Community solutions in action

Across North Carolina, communities are already working to reduce the harm of cash bail.

New bail fund in Greensboro (from the Greensboro News)

GREENSBORO, N.C. (WGHP) — A young man who sat inside the Guilford County Detention Center (GCDC) for nine days was surprised to learn a local nonprofit paid his bail so he could go home while he waits on his court date. The man, who didn’t want to be identified, faces only minor charges but could not afford the $500 to get out. That’s where the Almond Connection comes in. It’s a local group focused on helping formerly incarcerated people regain control of their lives. The local nonprofit, in conjunction with the public defender’s office, worked together to identify the young man who agreed to participate in a two-year program to help him get his life on track. He was able to leave the GCDC and walk into a better future. Unable to afford the $500 bail bond fee, he had spent the past week and a half incarcerated, awaiting a court date.

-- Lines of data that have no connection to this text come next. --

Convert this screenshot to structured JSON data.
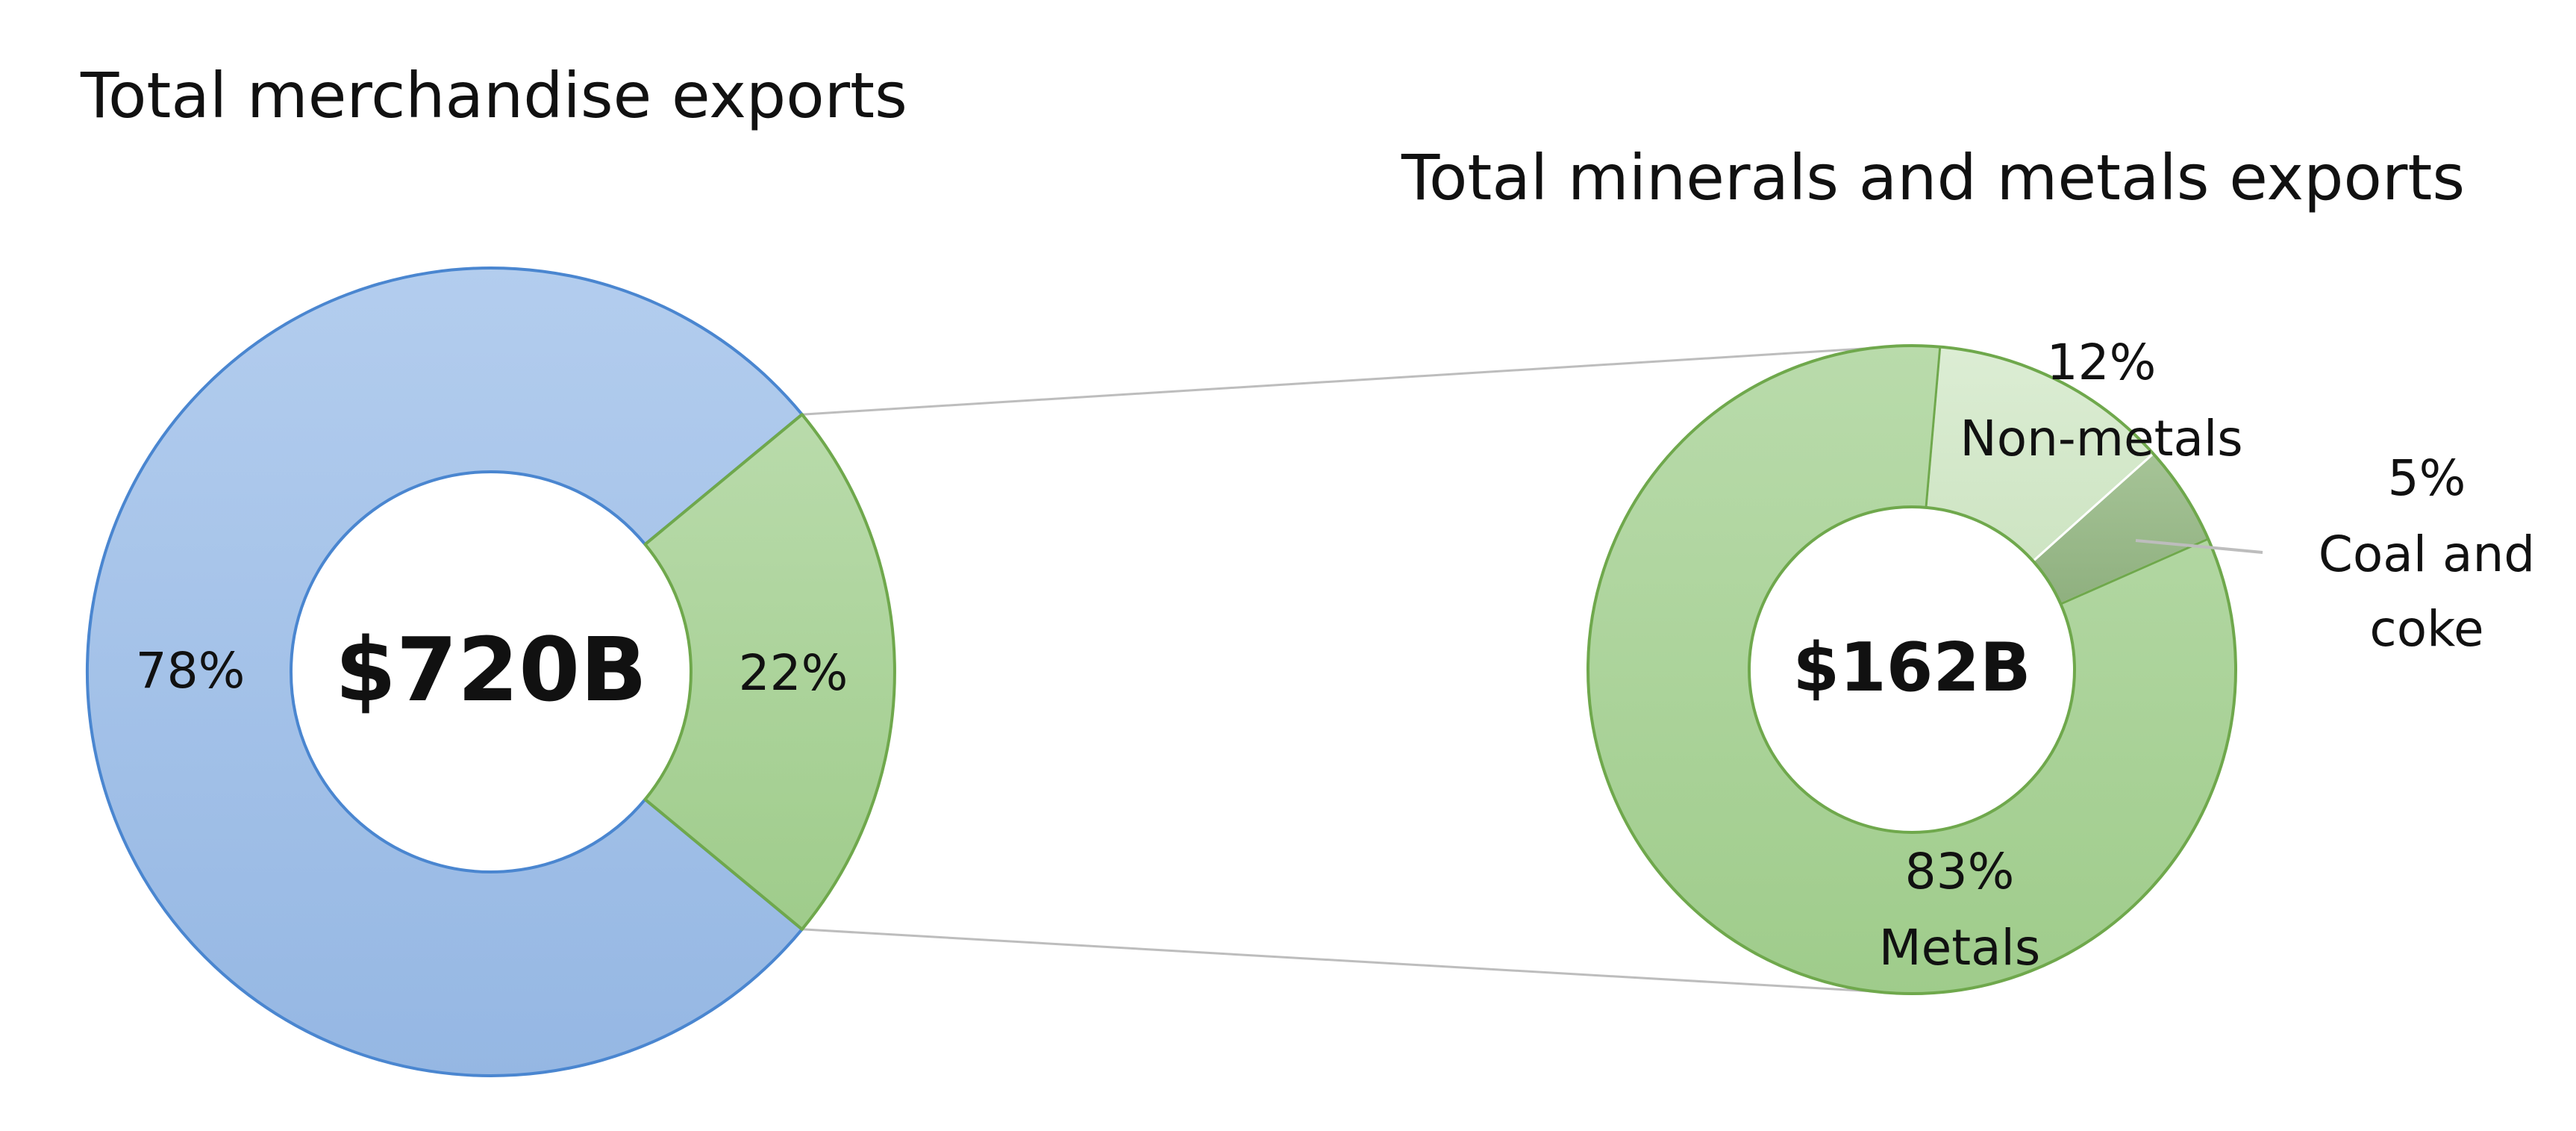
{
  "colors": {
    "merch_other": "#a2c0e7",
    "merch_other_stroke": "#4a86d0",
    "merch_minerals": "#abd39a",
    "minerals_stroke": "#6fa84c",
    "metals": "#abd39a",
    "non_metals": "#d5e9cc",
    "coal_coke": "#9ab98c",
    "connector": "#bdbdbd"
  },
  "chart_data": [
    {
      "type": "pie",
      "donut": true,
      "title": "Total merchandise exports",
      "center_label": "$720B",
      "slices": [
        {
          "label": "78%",
          "value": 78,
          "color_key": "merch_other"
        },
        {
          "label": "22%",
          "value": 22,
          "color_key": "merch_minerals"
        }
      ]
    },
    {
      "type": "pie",
      "donut": true,
      "title": "Total minerals and metals exports",
      "center_label": "$162B",
      "slices": [
        {
          "name": "Non-metals",
          "label": "12%",
          "value": 12,
          "color_key": "non_metals"
        },
        {
          "name": "Coal and coke",
          "label": "5%",
          "value": 5,
          "color_key": "coal_coke"
        },
        {
          "name": "Metals",
          "label": "83%",
          "value": 83,
          "color_key": "metals"
        }
      ]
    }
  ]
}
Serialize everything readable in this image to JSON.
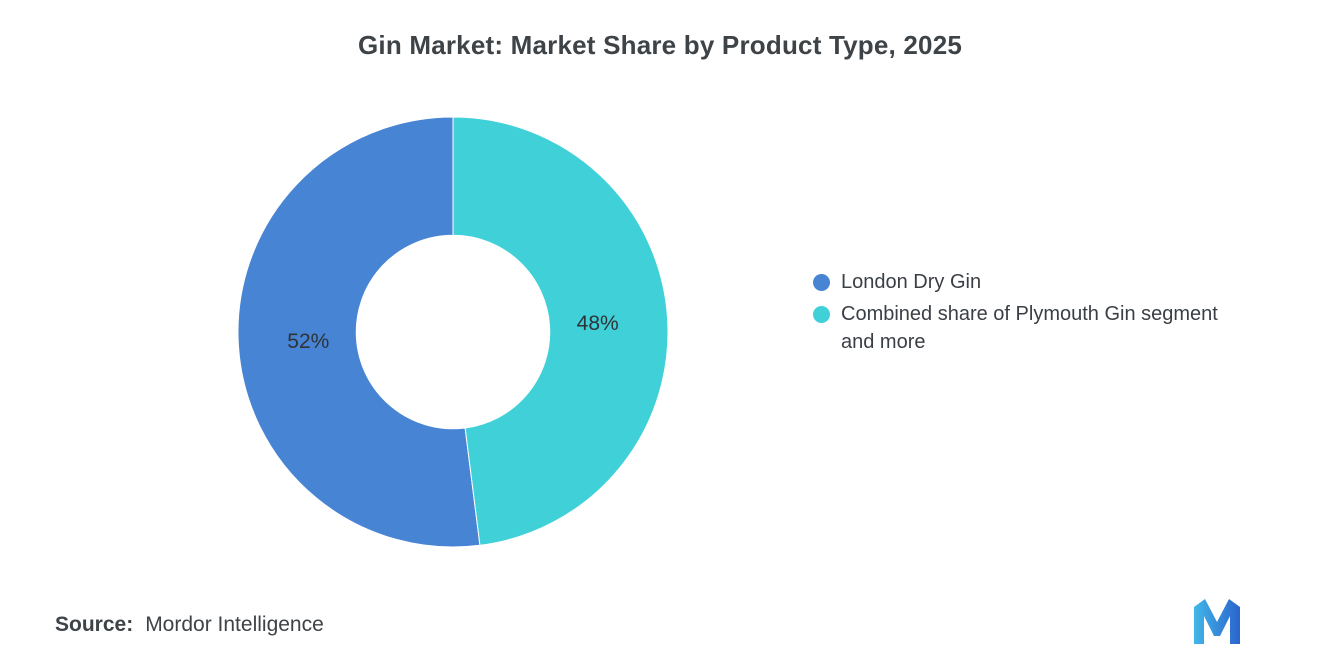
{
  "source": {
    "label": "Source:",
    "value": "Mordor Intelligence"
  },
  "chart_data": {
    "type": "pie",
    "donut": true,
    "title": "Gin Market: Market Share by Product Type, 2025",
    "categories": [
      "London Dry Gin",
      "Combined share of Plymouth Gin segment and more"
    ],
    "values": [
      52,
      48
    ],
    "labels": [
      "52%",
      "48%"
    ],
    "colors": [
      "#4784d4",
      "#3fd0d8"
    ],
    "start_angle": 172.8,
    "legend_position": "right",
    "inner_radius_ratio": 0.45,
    "background": "#ffffff"
  },
  "logo_colors": [
    "#41b7e8",
    "#2b64cd"
  ]
}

The state's bail system is a "scam," "immoral," and in need of "massive change."

VETERAN NC JUDGES

“I personally think the bail bondsmen are leeches on the criminal justice system in terms of taking advantage of poor, disadvantaged people who find themselves in some situation with the law. It is almost to the point of being immoral, especially as it deals with the relatively minor, nonviolent offenses.”

— Former Wake County Superior Court Judge Donald W. Stevens’ Assessment of Cash Bail

A rolled-up stack of US dollar bills secured with a green rubber band, placed inside a pair of metal handcuffs on a concrete surface.

"The system was never designed to operate as it presently does, but the bail industry has such influence with the North Carolina General Assembly that it has allowed a corrupt system to develop that is dangerous to both the accused and the justice system itself." From 2002 to 2016 the NC Bail Bond Association made over $350,000 in political contributions.